I’m sure you’ve heard the term “analysis paralysis”, or as I like to call it, “vapor lock”. This is when the individual playing the game is unable to make a choice in a reasonable amount of time or at all. Some board games can require a player to make very hard choices on what they should (or should not) do on their turn. Sometimes, the number of choices (or lack thereof) can cause the brain to spin its gears and doubt creeps in. Doubt creates worry; worry creates stress; stress creates the vapor lock.
End result: crabby kids…
When playing with kids (or anyone, for that matter), you should absolutely not push them to make a choice. This is unnecessary pressure and stress. Besides, the goal is to have fun. Pushing your children to make choices is not the way to go. However, nor should you simply let your child take forever to determine what they want to do. After all, there are others who want a turn and the game should not drag on indefinitely. So, how to balance?
You don’t want to push and you don’t want to lead, that would be playing for them. The balance is struck by simply talking about what needs to be done.
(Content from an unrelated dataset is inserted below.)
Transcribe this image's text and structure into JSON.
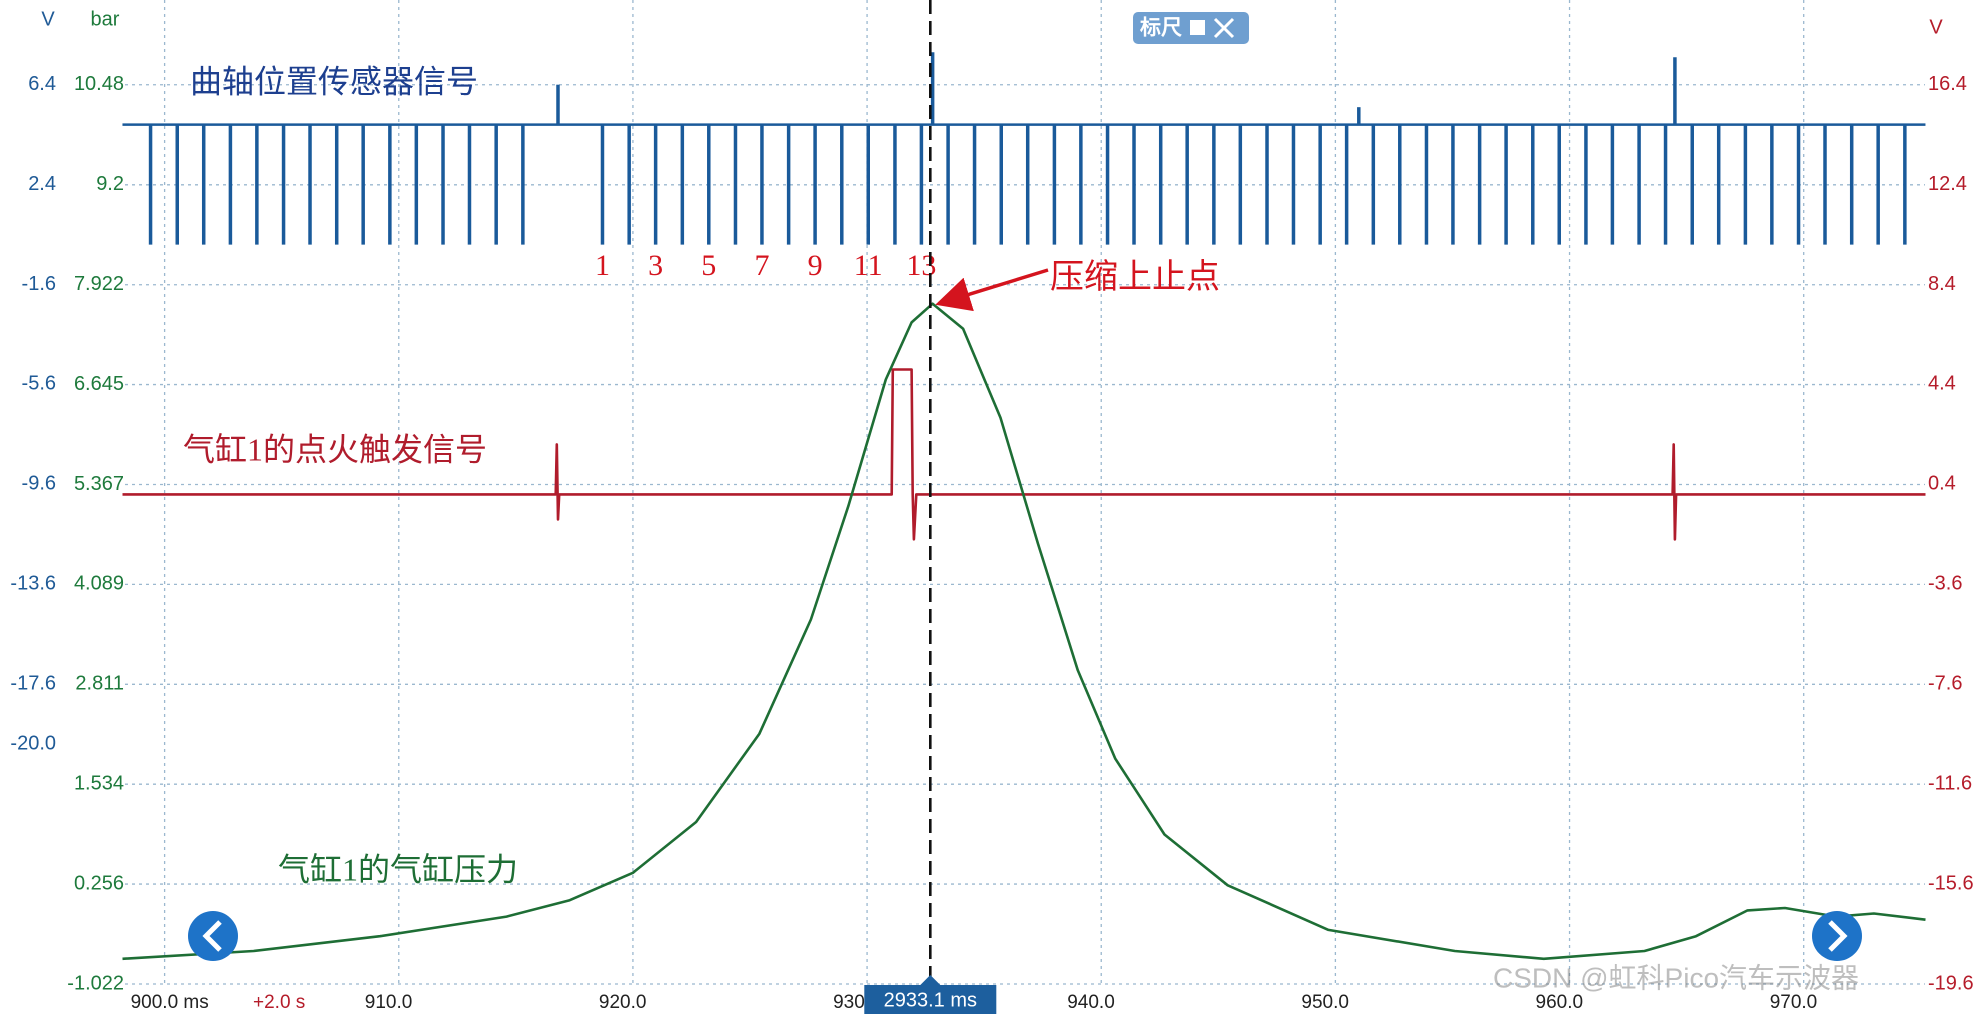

Ask questions like what the goal of the game is, what their strategy is, what tactics can they employ? By talking about the problem, you can get the player’s mind back on track. More times than not, all it takes is a quick breather and a different point-of-view to get the game going again. If you talk about the issues, the player will develop their own conclusions and solutions. Self-empowerment is a beautiful thing.
Best of all, this tactic of problem solving through supportive, caring dialog between you and your child is applicable to any and all aspects of your family life. Creating and nurturing self-confidence is the goal. We want to raise thinkers and doers who understand and can accept risk. Games provide a safe medium for critical thinking and experimentation with cause and effect without real world penalties. No one lost a thumb or went bankrupt because they couldn’t trade 3 brick for 1 wheat.
Help your young players to keep the game in perspective. Yes, it’s fun to win, but it’s even more fun to enjoy the game.